The conversation that takes place in the cold open of MobLand’s season finale is the most important in the show’s history, even if one of the two participants is a dead man. It falls to Paddy Considine, as Kevin Harrigan, to make it work — a Shakespearean soliloquy in the form of a one-sided dialogue with the rapist prison guard he murdered last episode, whose corpse is by now cold and gray. Near tears the entire time, especially when he says he “didn’t really have much left in the way of pride” after leaving prison, Kev explains how he fell into a sad life, raising his own half-brother as his son with a woman he knew to be involved with his father.
Raising Eddie as his own despite his misgivings, he nonetheless failed to keep him from the clutches of his own mother, Maeve, who ruined the kid. A woman who “makes monsters” for her own protection, Kev “explains” to his victim, Maeve is about to learn that her overlooked son Kevin is the biggest monster of all. Does this mean he’s going to take down the family, or take it over? The remainder of this fine finale depends on the answer to this question, raised by Considine’s commandingly ambiguous performance.

And when the shooting’s over, the smoke has cleared, and Kevin Harrigan is standing on top of the heap, with Harry Da Souza by his side, and both their rat lawyer O’Hara and their arch-enemy Richie Stevenson in the ground below them? Kev has a heart-to-heart with his wife, Bella. By now we’ve learned that her big season-long scheme involving her dad wasn’t corruption but its opposite — a sting, set up with her help as payback for a childhood full of sexual assault and abuse. Bella strongly implies that despite their best efforts as survivors themselves, though at the time neither had come to terms with this, they were unable to protect “their” son Eddie from suffering similar abuse at Maeve’s hands when he was 12 or 13.
Just like that, a rock’em sock’em saga of generational gang warfare amid rival families turns into a grim, bloody, but thoughtful and movingly acted portrayal of the cycle of abuse, which exists in the homes of both gangsters and peers of the realm. I did not see this coming for one minute, but man is it deftly done.

Ditto the denouement for Harry. In many ways this episode is his apotheosis: At Kevin’s side, he outfoxes everyone and comes out on top, wiping out Stevenson and all his soldiers in one fell swoop, firing the killshots on Richie and O’Hara himself. He also tells the allegedly fearsome Kat MacAllister where to stick it when she threatens his family if she refuses to help her take down the Harrigans herself, as Tom Hardy deadpans his way through laser-precise twists and turns of dialogue by writers Ronan Bennett and Jez Butterworth.
But his wife Jan has his number. After spending several weeks basically doing nothing but being evacuated from one place to another, most recently a place that blew up and left a carpet of dead bodies behind, her husband comes home, tells her he’s just killed the guy who was after them so now everything’s okay, and she’s supposed to go back to playing house? “And you just stand there with that fucking look on your face?!” she screams — and for real, he’s got that fucking look on his face, that Tom Hardy “I’m very tough and very wise but also very confused” special. Accidentally stabbing him in the chest with a cutting knife can’t do the kind of damage that last bit did if you ask me, though I suppose only the stabbing makes sense for a cliffhanger ending.

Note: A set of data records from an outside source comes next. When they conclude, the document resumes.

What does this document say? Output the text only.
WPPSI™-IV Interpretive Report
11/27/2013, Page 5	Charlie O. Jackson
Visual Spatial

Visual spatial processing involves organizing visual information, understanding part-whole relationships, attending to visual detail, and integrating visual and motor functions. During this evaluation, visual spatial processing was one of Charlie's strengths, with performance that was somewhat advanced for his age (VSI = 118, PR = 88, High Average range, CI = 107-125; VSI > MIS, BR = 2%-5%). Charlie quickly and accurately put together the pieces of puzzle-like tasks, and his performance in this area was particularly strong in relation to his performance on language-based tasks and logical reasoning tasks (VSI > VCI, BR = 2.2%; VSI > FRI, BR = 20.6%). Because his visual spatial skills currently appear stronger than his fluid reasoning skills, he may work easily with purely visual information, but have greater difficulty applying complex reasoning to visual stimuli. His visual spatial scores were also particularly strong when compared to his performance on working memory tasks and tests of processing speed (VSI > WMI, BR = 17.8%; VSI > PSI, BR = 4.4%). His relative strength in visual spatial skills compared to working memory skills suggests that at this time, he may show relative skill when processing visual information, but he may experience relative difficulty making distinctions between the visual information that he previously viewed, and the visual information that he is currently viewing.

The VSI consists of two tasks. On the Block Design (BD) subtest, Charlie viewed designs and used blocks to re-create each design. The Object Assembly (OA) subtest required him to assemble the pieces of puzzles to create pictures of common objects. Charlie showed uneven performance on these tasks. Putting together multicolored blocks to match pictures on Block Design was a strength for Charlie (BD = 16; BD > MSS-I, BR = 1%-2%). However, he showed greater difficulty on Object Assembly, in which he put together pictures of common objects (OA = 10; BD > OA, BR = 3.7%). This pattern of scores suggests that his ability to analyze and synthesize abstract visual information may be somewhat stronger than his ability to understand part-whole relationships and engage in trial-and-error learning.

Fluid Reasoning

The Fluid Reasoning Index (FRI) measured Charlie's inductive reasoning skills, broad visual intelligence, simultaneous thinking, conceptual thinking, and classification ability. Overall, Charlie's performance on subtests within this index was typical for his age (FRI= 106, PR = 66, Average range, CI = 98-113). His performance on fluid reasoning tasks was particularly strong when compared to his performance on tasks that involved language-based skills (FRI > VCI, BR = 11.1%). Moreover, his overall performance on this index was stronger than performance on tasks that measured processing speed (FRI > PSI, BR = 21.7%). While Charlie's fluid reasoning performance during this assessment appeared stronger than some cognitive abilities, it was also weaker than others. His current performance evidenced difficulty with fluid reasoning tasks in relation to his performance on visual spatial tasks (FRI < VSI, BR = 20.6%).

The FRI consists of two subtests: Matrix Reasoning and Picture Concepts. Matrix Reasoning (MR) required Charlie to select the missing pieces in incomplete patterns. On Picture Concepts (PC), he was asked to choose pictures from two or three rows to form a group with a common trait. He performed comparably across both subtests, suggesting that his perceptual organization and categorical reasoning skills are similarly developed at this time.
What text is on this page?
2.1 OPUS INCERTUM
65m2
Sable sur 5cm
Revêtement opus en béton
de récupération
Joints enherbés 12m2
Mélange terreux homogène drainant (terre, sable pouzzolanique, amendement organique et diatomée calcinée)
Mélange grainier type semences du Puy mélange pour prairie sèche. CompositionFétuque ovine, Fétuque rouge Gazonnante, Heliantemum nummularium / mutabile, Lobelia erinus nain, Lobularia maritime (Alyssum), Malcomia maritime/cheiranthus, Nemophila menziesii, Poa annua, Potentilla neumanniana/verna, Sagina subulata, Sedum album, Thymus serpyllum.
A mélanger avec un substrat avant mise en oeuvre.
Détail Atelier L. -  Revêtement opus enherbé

The second season this episode tees up has a great deal of potential. Both the editing of the episode and Kat’s direct words indicate that Seraphina, acclaimed by all who meet her as an absolute rock, has her eyes on Kevin’s seat at the big desk. So does Eddie, who now knows his true parentage thanks to Maeve and has already choked Bella for her role in covering it up. And so does Conrad, who leaves jail (eventually — they’ve got a recording proving he was framed for murders he, for once, didn’t commit) to the roaring acclaim of his fellow inmates and has no intention of retiring quietly to the Cotswolds. I can see plenty of MobLand shenanigans emerging from this arrangement, even before we factor in rival actors like Kat or her Mexican ally Jaime.
There’s also an instructive political lesson to be learned from this episode if you know where to look. The traitorous attorney, O’Hara, banks on Richie Stevenson’s triumph, betting her life on it. It’s a bad bet, because as Harry points out, she’s not as smart as she thought she was, and you never know what the future holds. Sometimes it’s better not to sell your soul to the devil for short-term gains, because you usually wind up with neither your soul nor the gains. Anyway it’s funny this is airing on Paramout+, eh, Shari?
But in terms of it success as a show, MobLand pulls off the most important caper of all: It gets deeper as it goes. There’s no way I expected this show to be such a sharp interrogator of Tom Hardy’s charms as an actor, or such an empathetic (if still inarguably gangster) look at how abuse can affect the course of people’s life and feeds into/emerges from other forms of violence, state-directed and otherwise. I honestly thought it’d be Tom Hardy mixing it up with callow young London ganglords and maybe shagging some birds, I dunno. Instead it proved it had a brain without ever losing its balls.